The Area News contacted a former student from each school to get their opinions.
Bree Yerbury, former Wade High student
Ms Yerbury, who has siblings still at the school, said she does not see the practicality in the school merger.
“Of course, I understand how expertise in subjects based on campuses could potentially benefit students. However, I don't see the merger working efficiently,” she said.
Ms Yerbury said from her own schooling she has come to see students have a diverse skill set in subjects.
“What would happen to those sorts of students?,” she asked.
“I think travelling from campus to campus is a major issue, but a major concern of students is a social divide that exists among student.”
“In theory, the merger could bring unity to the schools but I think each school have that school spirit that makes them unique”.
Bruce Harper, former Griffith High student
Mr Harper was in Griffith for the weekend for the 50-year reunion of Griffith High’s class of 1967. He was also a teacher for 39 years who worked in both public and private schools across NSW.
He said, as an outside observer now living in Wagga, he didn’t see a lot of benefits in the merger for Griffith High.
“I think it’s step backwards. The bigger the school, the more impersonal it gets.”
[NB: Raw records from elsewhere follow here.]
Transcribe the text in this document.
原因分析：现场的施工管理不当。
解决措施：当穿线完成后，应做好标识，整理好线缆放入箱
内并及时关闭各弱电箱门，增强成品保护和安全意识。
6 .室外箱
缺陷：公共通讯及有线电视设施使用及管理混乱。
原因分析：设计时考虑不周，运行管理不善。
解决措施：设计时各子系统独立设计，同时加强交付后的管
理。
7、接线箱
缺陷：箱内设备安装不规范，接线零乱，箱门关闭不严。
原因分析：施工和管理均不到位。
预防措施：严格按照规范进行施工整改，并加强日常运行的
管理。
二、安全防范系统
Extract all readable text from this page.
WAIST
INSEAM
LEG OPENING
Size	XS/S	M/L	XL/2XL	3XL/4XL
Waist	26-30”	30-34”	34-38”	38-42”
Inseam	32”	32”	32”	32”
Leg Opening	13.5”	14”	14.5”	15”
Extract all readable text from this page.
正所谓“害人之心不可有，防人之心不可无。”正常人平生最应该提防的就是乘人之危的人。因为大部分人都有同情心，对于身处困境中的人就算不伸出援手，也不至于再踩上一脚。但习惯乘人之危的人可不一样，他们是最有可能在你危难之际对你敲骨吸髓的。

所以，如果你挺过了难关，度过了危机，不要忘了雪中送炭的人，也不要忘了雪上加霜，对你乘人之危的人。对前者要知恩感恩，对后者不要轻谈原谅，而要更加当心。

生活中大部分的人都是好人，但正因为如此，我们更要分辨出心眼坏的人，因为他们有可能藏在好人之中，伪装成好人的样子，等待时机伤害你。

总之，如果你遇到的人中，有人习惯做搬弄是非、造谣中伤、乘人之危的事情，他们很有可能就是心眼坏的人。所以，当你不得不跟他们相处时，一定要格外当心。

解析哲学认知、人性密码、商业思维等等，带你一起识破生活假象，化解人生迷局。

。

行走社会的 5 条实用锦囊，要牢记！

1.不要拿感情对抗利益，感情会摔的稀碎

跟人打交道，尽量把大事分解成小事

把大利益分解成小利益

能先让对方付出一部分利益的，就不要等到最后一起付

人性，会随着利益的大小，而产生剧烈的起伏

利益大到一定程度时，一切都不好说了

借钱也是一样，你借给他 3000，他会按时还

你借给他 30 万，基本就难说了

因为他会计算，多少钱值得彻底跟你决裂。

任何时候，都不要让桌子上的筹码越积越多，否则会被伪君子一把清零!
Mr Harper said Griffith High has state of the art facilities today, as good as any public school he’s ever seen. The school’s current student population of around 600 was “perfect”.
“Back in the 1960s, we had nearly 2000 students at the school and it was bursting at the seam. This is one reason they opened Wade High.”
Mr Harper said students travelling between the two campuses would get tricky, as they’re a long way apart.
Coverage of the 1967 Griffith High school reunion will be published soon.
Around 60 per cent of respondents to a poll by The Area News did not agree with the decision.
In response to the question “are you pleased with the final decision regarding Griffith’s high schools?”, the results were as follows:
41 per cent said no, leave our schools alone.
19 per cent said no, we need a different plan to fix Griffith’s secondary government schools.
9 per cent said they were not sure.
14 per cent said yes but with some minor tweaking.
16 per cent said it’s exactly what we need.